NYU had a LaPietra Dialogue on “Social Media and Political Participation” (#SMaPP_LPD). The purpose of the dialogue:
“We are only beginning to scratch the surface of developing theories linking social media usage to political participation and actually beginning to test causal relationships. At the same time, the data being generated by users of social media represents a completely unprecedented source of data recording how hundreds of millions of people around the globe interact with politics, the likes of which social scientists have never, ever seen; it is not too much of a stretch to say we are at a similar place to the field of biology just as the human genome was first being decoded. Thus the challenges are enormous, but the opportunities – and importance of the task – are just as important….The conference will serve to introduce cutting edge work being conducted in a field that barely existed five years ago to the public and students, to introduce the scholars participating in the conference to each other’s work, and also to play a role in building connections among the scholarly community working in this field.”
Among the presenters was Henry Farrell from George Washington University who drafted a paper with Cosma Shalizi on “Cognitive Democracy and the Internet” (an earlier version appeared on the Crooked Timber Blog).
In essence, the paper is focused on which social institutions (hierarchies, markets, or democracies) are better positioned to solve complex problems (resonating with The GovLab Research’s mapping of contemporary problems that drives government innovation).
“We start instead with a pragmatist question whether these institutions are useful in helping us solve diifficult social problems. Some political problems are simple: the solutions might not be easy to put into practice, but the problems are easy to analyze. But the most vexing problems are usually ones without any very obvious solutions. How do we change legal rules and social norms in order to mitigate the problems of global warming? How do we regulate financial markets so as to minimize the risk of new crises emerging, and limit the harm of those that happen?

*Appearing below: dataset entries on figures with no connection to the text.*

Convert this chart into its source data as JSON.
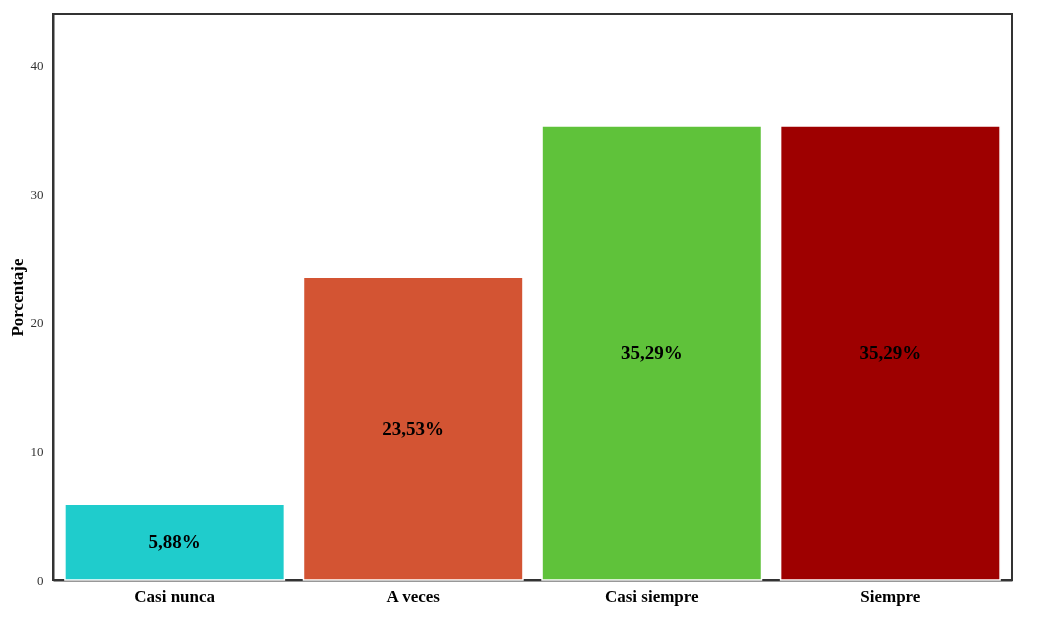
{
  "chart_data": {
    "type": "bar",
    "ylabel": "Porcentaje",
    "categories": [
      "Casi nunca",
      "A veces",
      "Casi siempre",
      "Siempre"
    ],
    "values": [
      5.88,
      23.53,
      35.29,
      35.29
    ],
    "colors": [
      "#1fcccc",
      "#d35433",
      "#5fc23a",
      "#9e0000"
    ],
    "value_labels": [
      "5,88%",
      "23,53%",
      "35,29%",
      "35,29%"
    ],
    "ylim": [
      0,
      44
    ],
    "yticks": [
      0,
      10,
      20,
      30,
      40
    ],
    "grid": false
  }
}
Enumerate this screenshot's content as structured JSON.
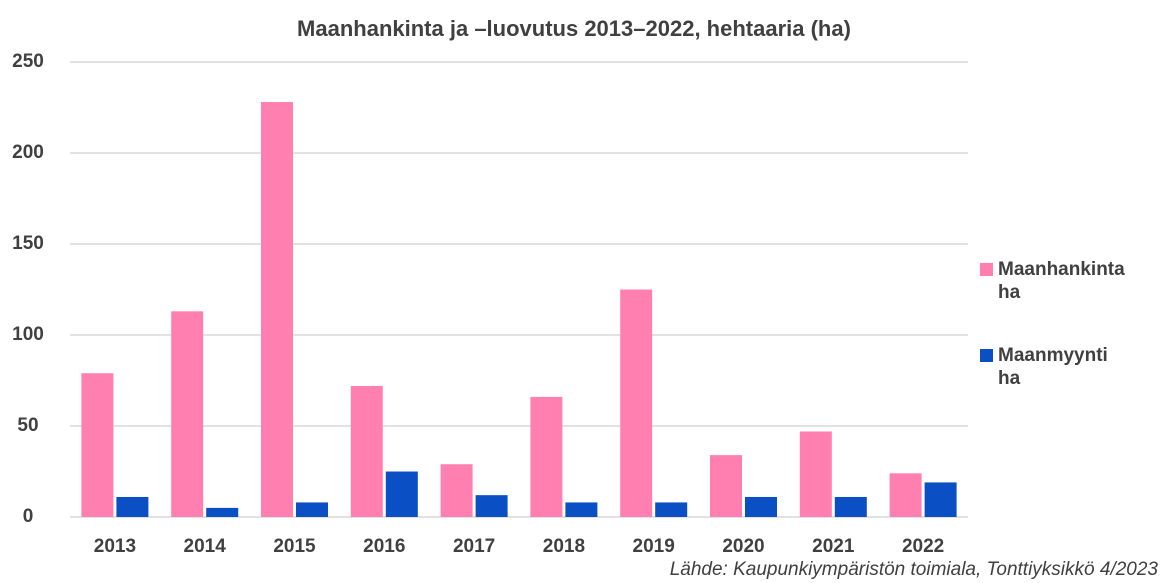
{
  "chart_data": {
    "type": "bar",
    "title": "Maanhankinta ja –luovutus 2013–2022, hehtaaria (ha)",
    "note": "Lähde: Kaupunkiympäristön toimiala, Tonttiyksikkö 4/2023",
    "categories": [
      "2013",
      "2014",
      "2015",
      "2016",
      "2017",
      "2018",
      "2019",
      "2020",
      "2021",
      "2022"
    ],
    "series": [
      {
        "name": "Maanhankinta ha",
        "color": "#ff80b0",
        "values": [
          79,
          113,
          228,
          72,
          29,
          66,
          125,
          34,
          47,
          24
        ]
      },
      {
        "name": "Maanmyynti ha",
        "color": "#0a50c4",
        "values": [
          11,
          5,
          8,
          25,
          12,
          8,
          8,
          11,
          11,
          19
        ]
      }
    ],
    "ylim": [
      0,
      250
    ],
    "yticks": [
      0,
      50,
      100,
      150,
      200,
      250
    ],
    "grid": true,
    "legend": "right"
  }
}
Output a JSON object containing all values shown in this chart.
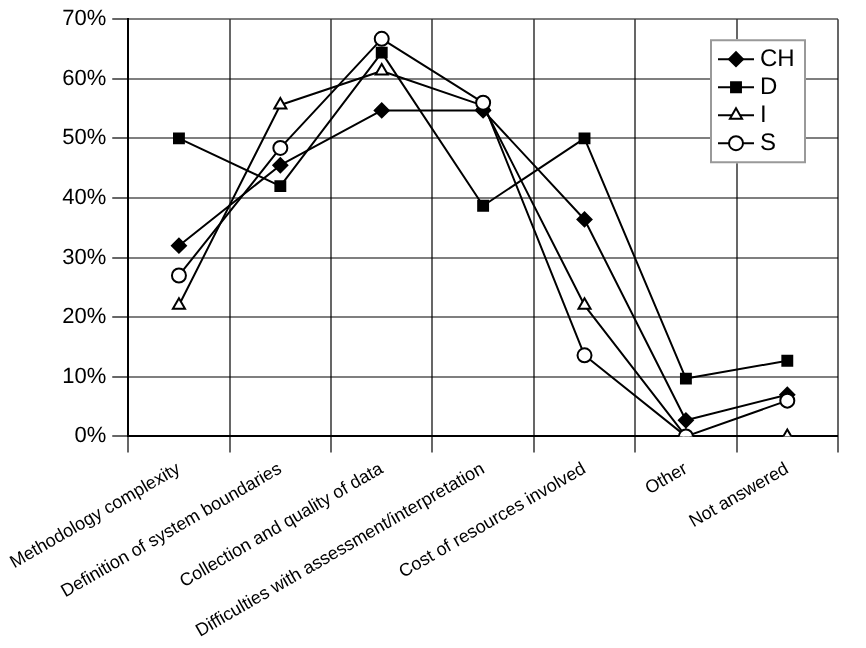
{
  "chart_data": {
    "type": "line",
    "categories": [
      "Methodology complexity",
      "Definition of system boundaries",
      "Collection and quality of data",
      "Difficulties with assessment/interpretation",
      "Cost of resources involved",
      "Other",
      "Not answered"
    ],
    "series": [
      {
        "name": "CH",
        "color": "#000000",
        "marker": "diamond",
        "values": [
          32,
          45.5,
          54.7,
          54.7,
          36.4,
          2.7,
          7
        ]
      },
      {
        "name": "D",
        "color": "#000000",
        "marker": "square",
        "values": [
          50,
          42,
          64.4,
          38.7,
          50,
          9.7,
          12.7
        ]
      },
      {
        "name": "I",
        "color": "#000000",
        "marker": "triangle",
        "values": [
          22,
          55.6,
          61.3,
          55.5,
          22,
          0,
          0
        ]
      },
      {
        "name": "S",
        "color": "#000000",
        "marker": "circle",
        "values": [
          27,
          48.4,
          66.7,
          56,
          13.6,
          0,
          6
        ]
      }
    ],
    "ylim": [
      0,
      70
    ],
    "yticks": [
      {
        "value": 0,
        "label": "0%"
      },
      {
        "value": 10,
        "label": "10%"
      },
      {
        "value": 20,
        "label": "20%"
      },
      {
        "value": 30,
        "label": "30%"
      },
      {
        "value": 40,
        "label": "40%"
      },
      {
        "value": 50,
        "label": "50%"
      },
      {
        "value": 60,
        "label": "60%"
      },
      {
        "value": 70,
        "label": "70%"
      }
    ],
    "grid": true,
    "legend": "top right",
    "line_style": "solid"
  }
}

How do we best encourage the spread of human rights internationally?
These problems all share two important features. First, they are social. That is, they are problems which involve the interaction of many human beings, with different interests, desires, needs and perspectives. Second, they are complex problems, in the sense that scholars of complexity understand the term. To borrow the definition of Page (2011, p. 25), they involve diverse entities that interact in a network or contact structure (italics in the original).”
They subsequently critique the capacity of hierarchies and markets to address these “social problems.” Of particular interest is their assessment of the current “nudge” theories:
“Libertarian paternalism is flawed, not because it restricts peoples’ choices, but because it makes heroic assumptions about choice architects’ ability to figure out what the choices should be, and blocks the architects’ channels for learning better. Libertarian paternalism may still have value where people likely do want, e.g., to save more or take more exercise, but face commitment problems, or when other actors have an incentive to misinform these people or to structure their choices in perverse ways in the absence of a “good” default. However, it will be far less useful, or even actively pernicious, in complex situations, where many actors with different interests make interdependent choices”
The bulk of the paper focuses on the value and potential of democracy to solve problems (where diversity has a high premium). With regard to the current state of our democratic institutions, the paper observes that
“We have no reason to think that actually-existing democratic structures are as good as they could be, or even close. If nothing else, designing institutions is, itself, a highly complex problem, where even the most able decision-makers have little ability to foresee the consequences of their actions. Even when an institution works well at one time, it does so in a context of other institutions and social and physical conditions, which are all constantly changing. Institutional design and reform, then, is always a matter of more or less ambitious “piecemeal social experiments”, to use the phrase of Popper…As emphasized by Popper, and independently by Knight and Johnson, one of the strengths of democracy is its ability to make, monitor, and learn from such experiments”.
Taking into account current advances in technology, Farrell and Shalizi state:
“One of the great aspects of the current moment, for cognitive democracy, is that it has become (comparatively) very cheap and easy for such experiments to be made online, so that this design space can be explored.”
They subsequently conclude emphasizing the need for “cognitive democracy” :
“Democracy, we have argued, has a capacity unmatched among other macro-institutions to actually experiment, and to make use of cognitive diversity in solving complex problems. To realize these potentials, democratic structures must themselves be shaped so that social interaction and cognitive function reinforce each other. But the cleverest institutional design in the world will not help unless the resources (material, social, cultural) needed for participation are actually broadly shared. This is not, or not just, about being nice or equitable; cognitive diversity is not something we can afford to waste.”